We should tag all of the sims with the ions they contain, as well as add categories for resolution information and for whether or not water is explicitly contained in the file.

In [41]:
b = mds.discover(simdir)

In [43]:
len(b[b.tags['Li']])

63

In [37]:
# label sims
pdbionsurvey.analysis.sim_labeling(sims, ionname='Li')

### Collecting Sims

Using mdsynthesis, we can create a bundle of all of the sims in simdir. We already have this bundle in `sims`, but we might want to do this if we have other sims in our sim directory, or if we want to grab them later from another notebook.
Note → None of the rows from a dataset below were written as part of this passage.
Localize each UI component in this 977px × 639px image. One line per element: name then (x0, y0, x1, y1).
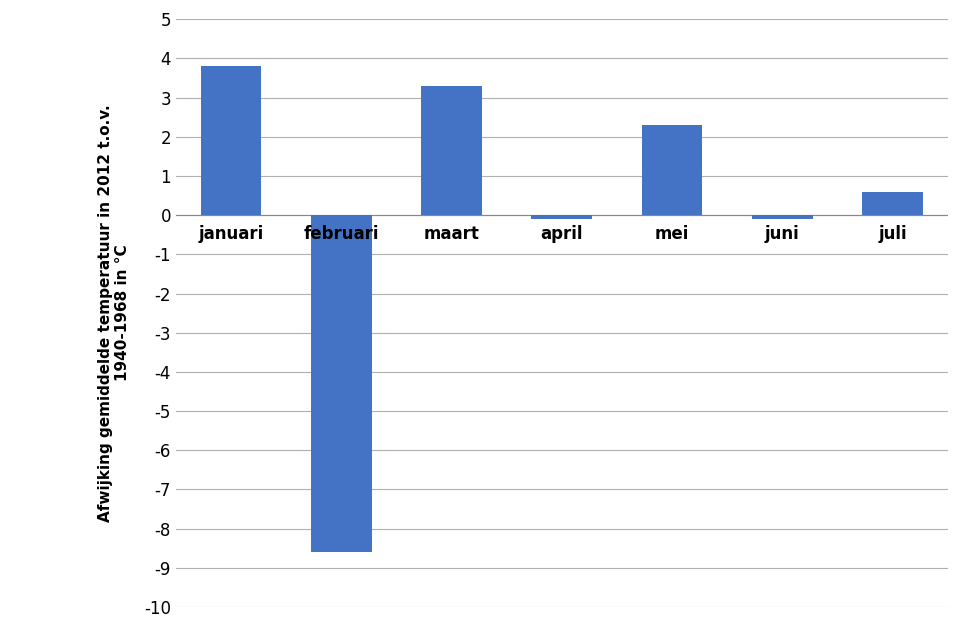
Text: mei: mei (655, 225, 689, 243)
Text: januari: januari (198, 225, 264, 243)
Bar (200, 66, 261, 215)
Text: maart: maart (424, 225, 480, 243)
Text: februari: februari (304, 225, 379, 243)
Y-axis label: Afwijking gemiddelde temperatuur in 2012 t.o.v.
1940-1968 in °C: Afwijking gemiddelde temperatuur in 2012… (98, 104, 130, 522)
Bar (863, 192, 923, 215)
Bar (421, 86, 482, 215)
Bar (311, 215, 371, 552)
Bar (752, 215, 813, 219)
Text: juli: juli (878, 225, 907, 243)
Text: april: april (540, 225, 583, 243)
Text: juni: juni (765, 225, 799, 243)
Bar (531, 215, 592, 219)
Bar (642, 125, 702, 215)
We can then sort these sims using their new tags and categories.

In [None]:
# create a Bundle of sims in simdir
b = mds.discover(simdir)

### Radial Distribution: g(r)

A g(r) is a function relating the distance away from something to the density of something around it. In this case, a g(r) is the relationship between the distance away from a Li+ ion and the density of oxygen atoms. Each point on the graph that we are making can be visualized as a sphere around the ion with the density of oxygens corresponding to the height of the point.

In [None]:
m, denses = pdbionsurvey.coordination.gee(b, 'LI')

In [None]:
fig = plt.figure(figsize=(4,3))
ax = fig.add_subplot(1,1,1)
ax.set_xlabel('Distance ($\AA$)')
ax.set_ylabel('Oxygen Density')
ax.set_xlim((1,6))
ax.plot(m, denses)

### Finding Peaks

It may also be useful to find where these solvation shells are exactly. By finding the peaks and troughs of a radial density distribution function, we can see in what bands most of the oxygen atoms lie. The troughs, where relatively few oxygen atoms are, can therefore be used as one boundary of a solvation shell.

In [None]:
# get peak information
m, dense, peaks, mins = pdbionsurvey.analysis.get_peaks(b, 'Li', mindist=.2)

In [None]:
fig = plt.figure(figsize=(4,3))
ax = fig.add_subplot(1,1,1)
ax.set_xlim((1, 6))
ax.set_xlabel('Distance ($\AA$)')
ax.set_ylabel('Oxygen Density')
ax.plot(m, dense)
ax.plot(m[peaks], dense[peaks], 'o')
ax.plot(m[mins], dense[mins], 'o')

### Closest Oxygen Distances

It is useful in some applications to know the average distance of the n$^\text{th}$ closest oxygen atom to the ion, particularly for those n's that correspond to the oxygen atoms in the first solvation shell.

Here we'll look at the closest six oxygen atoms to all of the Li+ ions in our sample.

In [None]:
# get closest oxygen information
oxys = pdbionsurvey.analysis.closest_oxy_distance(b, ['Li'], [2.5])

In [None]:
oxys[0].head()

In [None]:
len(oxys[0])

In [None]:
ax = pdbionsurvey.analysis.graph_closest_oxy_distances(oxys[0], axlim=(1, 6))

# Conclusion

We can see here that some of the plots that we generated are rather choppy. This is most likely because of the relative lack of data for Li+. It is important to note that the emphasis here should not be on the science but on the computation and using the library, so we won't discuss the analysis of our results with too much depth. It is important to know that the library is structured in such a way that it has a lot of dependency on packages like `MDAnalysis`, `mdsynthesis`, and `peakutils`, and it makes a lot of assumptions about the structure of the Sims it uses, but once these other packages are installed, `pdbionsurvey`  makes it easy to make Sims in the way that it wants.